Presents found 50 years later

Fifty-two years ago, Stan Nattestad hid his sisters’ Christmas gifts in the attic.

Stan Nattestad recovered his sisters’ Christmas gifts 52 years after hiding them in the attic.

Stan Nattestad recovered his sisters’ Christmas gifts 52 years after hiding them in the attic.

Fifty-two years ago, Stan Nattestad hid his sisters’ Christmas gifts in the attic. And this past summer, he finally managed to find them again.

Nattestad’s parents were separated, and every year at Christmas, his mother would give him presents for his sisters and ask him to hide them until Christmas morning.
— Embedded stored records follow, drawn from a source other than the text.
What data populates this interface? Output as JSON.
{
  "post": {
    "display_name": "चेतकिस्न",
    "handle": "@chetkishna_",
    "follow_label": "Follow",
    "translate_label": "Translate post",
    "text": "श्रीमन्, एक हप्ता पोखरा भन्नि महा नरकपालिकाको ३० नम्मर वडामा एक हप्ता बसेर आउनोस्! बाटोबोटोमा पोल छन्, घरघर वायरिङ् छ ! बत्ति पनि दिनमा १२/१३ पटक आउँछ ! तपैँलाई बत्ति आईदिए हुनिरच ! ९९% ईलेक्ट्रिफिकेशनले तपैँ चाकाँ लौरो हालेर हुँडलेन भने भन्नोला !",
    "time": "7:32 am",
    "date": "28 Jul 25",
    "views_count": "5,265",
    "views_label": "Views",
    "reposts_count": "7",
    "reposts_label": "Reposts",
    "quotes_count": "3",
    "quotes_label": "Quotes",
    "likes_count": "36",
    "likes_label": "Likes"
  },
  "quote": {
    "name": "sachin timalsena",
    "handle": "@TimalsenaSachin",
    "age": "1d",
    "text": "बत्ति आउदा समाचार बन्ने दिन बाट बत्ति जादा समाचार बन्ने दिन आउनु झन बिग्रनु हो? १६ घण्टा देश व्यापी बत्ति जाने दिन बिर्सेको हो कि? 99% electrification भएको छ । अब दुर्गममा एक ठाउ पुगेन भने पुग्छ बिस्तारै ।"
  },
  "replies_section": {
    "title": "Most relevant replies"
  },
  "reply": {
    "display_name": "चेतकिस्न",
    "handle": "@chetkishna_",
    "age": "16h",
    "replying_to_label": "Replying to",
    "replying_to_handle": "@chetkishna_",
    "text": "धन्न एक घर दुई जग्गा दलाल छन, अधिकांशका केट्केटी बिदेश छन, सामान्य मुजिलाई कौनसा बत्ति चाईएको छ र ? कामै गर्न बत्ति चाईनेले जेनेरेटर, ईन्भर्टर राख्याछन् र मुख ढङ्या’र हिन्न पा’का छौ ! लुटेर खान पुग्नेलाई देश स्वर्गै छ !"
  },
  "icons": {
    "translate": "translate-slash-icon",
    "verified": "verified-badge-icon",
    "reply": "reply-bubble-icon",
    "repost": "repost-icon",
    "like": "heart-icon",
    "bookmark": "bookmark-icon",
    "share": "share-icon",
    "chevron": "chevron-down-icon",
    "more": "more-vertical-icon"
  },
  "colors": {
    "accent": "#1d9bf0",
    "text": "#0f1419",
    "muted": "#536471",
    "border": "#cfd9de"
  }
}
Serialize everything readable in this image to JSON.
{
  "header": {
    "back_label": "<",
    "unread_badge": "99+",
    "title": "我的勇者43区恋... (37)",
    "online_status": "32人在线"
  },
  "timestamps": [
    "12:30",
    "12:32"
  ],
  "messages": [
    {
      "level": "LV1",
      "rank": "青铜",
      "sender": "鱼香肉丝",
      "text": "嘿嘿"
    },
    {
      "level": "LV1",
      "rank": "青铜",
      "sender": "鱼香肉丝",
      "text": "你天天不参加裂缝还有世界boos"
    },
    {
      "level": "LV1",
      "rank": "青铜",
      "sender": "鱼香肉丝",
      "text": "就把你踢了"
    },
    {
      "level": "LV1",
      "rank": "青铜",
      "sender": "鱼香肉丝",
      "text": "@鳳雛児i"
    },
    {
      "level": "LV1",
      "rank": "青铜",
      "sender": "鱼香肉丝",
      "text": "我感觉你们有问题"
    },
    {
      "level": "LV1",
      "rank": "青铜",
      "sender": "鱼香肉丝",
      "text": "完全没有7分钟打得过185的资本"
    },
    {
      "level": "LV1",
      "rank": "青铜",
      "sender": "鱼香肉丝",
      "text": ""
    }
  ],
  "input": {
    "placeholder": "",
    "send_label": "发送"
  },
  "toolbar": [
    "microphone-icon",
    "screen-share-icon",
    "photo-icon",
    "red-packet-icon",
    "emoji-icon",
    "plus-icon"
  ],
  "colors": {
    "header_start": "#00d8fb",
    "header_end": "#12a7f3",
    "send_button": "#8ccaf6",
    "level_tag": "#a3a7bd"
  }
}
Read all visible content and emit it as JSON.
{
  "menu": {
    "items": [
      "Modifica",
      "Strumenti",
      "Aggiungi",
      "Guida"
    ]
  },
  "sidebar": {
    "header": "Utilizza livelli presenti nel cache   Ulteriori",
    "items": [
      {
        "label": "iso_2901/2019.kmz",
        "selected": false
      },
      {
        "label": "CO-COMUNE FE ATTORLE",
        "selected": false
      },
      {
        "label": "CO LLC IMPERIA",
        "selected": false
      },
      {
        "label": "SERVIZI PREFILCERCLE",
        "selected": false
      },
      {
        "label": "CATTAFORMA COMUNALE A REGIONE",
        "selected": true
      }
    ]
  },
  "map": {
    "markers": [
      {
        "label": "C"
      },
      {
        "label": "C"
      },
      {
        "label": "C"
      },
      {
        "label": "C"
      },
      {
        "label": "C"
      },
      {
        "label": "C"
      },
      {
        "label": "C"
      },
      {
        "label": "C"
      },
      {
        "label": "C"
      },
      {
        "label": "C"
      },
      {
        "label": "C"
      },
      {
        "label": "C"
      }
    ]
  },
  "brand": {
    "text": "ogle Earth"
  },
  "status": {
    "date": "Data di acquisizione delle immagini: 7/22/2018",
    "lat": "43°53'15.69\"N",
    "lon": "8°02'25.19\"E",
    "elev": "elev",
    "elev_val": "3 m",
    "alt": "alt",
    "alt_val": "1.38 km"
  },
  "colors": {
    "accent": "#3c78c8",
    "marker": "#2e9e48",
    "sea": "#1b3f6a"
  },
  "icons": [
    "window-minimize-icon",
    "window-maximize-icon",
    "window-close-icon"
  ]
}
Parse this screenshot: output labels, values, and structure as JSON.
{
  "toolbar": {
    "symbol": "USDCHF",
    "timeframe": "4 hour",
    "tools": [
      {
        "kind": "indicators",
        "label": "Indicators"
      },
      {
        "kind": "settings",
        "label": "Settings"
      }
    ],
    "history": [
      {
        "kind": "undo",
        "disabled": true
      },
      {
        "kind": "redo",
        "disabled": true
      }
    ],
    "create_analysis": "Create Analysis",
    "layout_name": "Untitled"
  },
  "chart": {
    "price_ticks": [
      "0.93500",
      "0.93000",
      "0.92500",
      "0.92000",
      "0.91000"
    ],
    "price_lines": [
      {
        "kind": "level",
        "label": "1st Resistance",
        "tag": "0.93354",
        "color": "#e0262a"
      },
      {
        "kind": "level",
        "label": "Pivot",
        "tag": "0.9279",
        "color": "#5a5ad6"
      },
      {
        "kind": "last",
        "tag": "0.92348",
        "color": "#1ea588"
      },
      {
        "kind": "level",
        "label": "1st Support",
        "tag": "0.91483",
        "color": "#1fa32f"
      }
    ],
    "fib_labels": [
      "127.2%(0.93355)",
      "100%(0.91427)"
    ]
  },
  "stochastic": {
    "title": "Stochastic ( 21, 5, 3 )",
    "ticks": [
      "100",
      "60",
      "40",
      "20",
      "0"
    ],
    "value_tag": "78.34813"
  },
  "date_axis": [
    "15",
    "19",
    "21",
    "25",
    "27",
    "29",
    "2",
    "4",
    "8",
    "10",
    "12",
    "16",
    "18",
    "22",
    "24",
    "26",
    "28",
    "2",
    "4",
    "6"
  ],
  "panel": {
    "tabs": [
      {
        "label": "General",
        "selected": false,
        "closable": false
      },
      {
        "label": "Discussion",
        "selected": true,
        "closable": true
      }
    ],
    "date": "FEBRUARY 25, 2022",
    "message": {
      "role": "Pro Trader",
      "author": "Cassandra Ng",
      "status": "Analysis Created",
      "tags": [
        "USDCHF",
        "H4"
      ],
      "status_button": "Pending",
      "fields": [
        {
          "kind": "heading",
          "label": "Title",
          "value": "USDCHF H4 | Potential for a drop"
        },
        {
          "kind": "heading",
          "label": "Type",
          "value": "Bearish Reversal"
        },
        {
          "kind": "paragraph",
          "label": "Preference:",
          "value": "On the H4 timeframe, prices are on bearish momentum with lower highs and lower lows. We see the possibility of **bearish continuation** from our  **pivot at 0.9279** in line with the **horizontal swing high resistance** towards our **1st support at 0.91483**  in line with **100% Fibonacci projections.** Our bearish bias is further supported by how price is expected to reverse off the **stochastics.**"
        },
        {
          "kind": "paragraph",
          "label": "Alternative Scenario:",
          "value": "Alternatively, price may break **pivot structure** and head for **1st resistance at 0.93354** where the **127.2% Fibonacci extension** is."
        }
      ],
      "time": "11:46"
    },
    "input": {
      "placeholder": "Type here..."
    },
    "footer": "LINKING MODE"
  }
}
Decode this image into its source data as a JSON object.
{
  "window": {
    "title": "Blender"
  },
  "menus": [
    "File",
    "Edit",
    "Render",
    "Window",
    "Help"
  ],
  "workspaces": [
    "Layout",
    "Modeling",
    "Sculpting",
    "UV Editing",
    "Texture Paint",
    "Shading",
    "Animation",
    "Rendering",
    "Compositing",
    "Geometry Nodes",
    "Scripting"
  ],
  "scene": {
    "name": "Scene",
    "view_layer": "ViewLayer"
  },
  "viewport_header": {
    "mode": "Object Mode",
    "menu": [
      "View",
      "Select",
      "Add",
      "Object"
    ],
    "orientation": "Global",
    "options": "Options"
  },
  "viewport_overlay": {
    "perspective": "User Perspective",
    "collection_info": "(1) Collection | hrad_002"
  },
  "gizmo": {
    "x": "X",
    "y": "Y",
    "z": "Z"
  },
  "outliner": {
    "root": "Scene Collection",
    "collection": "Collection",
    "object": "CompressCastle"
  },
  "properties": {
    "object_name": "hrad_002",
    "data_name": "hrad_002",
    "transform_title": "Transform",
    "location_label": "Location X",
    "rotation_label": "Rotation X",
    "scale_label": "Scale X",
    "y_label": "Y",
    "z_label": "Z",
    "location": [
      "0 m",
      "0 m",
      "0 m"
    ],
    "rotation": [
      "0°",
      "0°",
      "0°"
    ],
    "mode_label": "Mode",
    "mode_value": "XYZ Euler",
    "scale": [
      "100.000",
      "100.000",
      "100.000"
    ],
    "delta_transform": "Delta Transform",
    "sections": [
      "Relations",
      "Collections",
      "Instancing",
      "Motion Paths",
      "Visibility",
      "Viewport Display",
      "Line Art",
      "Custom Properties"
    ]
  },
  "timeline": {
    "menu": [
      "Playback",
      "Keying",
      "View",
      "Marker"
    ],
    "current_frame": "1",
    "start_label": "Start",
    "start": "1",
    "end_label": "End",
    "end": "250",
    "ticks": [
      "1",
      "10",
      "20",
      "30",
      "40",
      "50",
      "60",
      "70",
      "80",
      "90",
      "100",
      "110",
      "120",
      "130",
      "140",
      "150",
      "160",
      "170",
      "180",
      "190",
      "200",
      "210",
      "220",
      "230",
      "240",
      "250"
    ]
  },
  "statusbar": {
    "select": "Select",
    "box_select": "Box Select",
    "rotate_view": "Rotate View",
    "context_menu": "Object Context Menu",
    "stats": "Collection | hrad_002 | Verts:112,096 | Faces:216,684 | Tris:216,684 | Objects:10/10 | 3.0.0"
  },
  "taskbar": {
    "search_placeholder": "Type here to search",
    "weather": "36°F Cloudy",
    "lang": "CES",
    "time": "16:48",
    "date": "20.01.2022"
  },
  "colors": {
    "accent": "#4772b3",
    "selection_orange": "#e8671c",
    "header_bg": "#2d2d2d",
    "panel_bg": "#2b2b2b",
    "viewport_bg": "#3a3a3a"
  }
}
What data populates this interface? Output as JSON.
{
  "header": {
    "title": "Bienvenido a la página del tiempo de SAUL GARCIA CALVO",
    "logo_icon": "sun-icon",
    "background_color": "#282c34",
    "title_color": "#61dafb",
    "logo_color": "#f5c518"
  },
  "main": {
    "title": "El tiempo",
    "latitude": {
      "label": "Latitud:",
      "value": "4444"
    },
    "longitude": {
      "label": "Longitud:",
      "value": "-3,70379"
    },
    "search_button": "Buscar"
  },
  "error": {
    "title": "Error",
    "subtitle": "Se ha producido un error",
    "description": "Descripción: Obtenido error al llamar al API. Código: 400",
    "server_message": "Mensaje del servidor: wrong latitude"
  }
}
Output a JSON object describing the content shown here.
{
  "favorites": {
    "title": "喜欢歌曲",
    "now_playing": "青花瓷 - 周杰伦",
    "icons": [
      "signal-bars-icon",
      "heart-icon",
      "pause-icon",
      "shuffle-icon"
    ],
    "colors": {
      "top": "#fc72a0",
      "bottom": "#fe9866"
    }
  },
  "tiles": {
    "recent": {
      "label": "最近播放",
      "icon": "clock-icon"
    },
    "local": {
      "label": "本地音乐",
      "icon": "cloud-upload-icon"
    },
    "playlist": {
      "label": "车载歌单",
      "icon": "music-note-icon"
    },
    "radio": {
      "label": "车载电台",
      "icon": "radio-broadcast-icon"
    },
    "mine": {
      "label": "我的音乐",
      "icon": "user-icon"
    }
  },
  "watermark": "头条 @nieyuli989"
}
The presents that year were two rings, but when he went to find them, they weren’t there.

“I couldn’t believe it,” said Nattestad.

“They were only there two or three weeks maybe, and how can they disappear? I never told anybody, so how could anyone have taken them? I was suspicious. I was from day one until I found them.”

Every so often, over 52 years, he would go into the attic and search for the rings. But he always came up empty.

“I never told anyone,” said Nattestad. “Never told anybody. And I go up there several times a year and look for those things.”

He finally found them under a pile of lumber, about five feet from where he always thought they were. It was a relief when they were finally found, to say the least.

“I couldn’t get it out of the back of my mind how close they were from where I was looking at the time. I still can’t believe it,” said Nattestad.

The two rings have a gold band and a black Alaska diamond, and have been appraised at $500 by Ware’s Jewelers here in Stettler. He gave one of the rings to his sister, and is holding on to the other one until he sees his other sister, who lives in Las Vegas.

“They must have wondered how come my mother never gave them Christmas presents,” he said. “They must have, in the back of their minds.”

And now they know.

But that hasn’t been the only find for Nattestad. He recently bought two 1954 calendars for $30 each at an auction, that originally came from a service station in Hackett, Alta., that his father used to own.

“I don’t remember seeing the calendars ever. That was a long time ago, 60 years ago,” said Nattestad.

He got them both framed and has given one to his son. He wants to give the other one to his daughter.

It’s safe to say that this year’s Christmas was a significant one for Nattestad.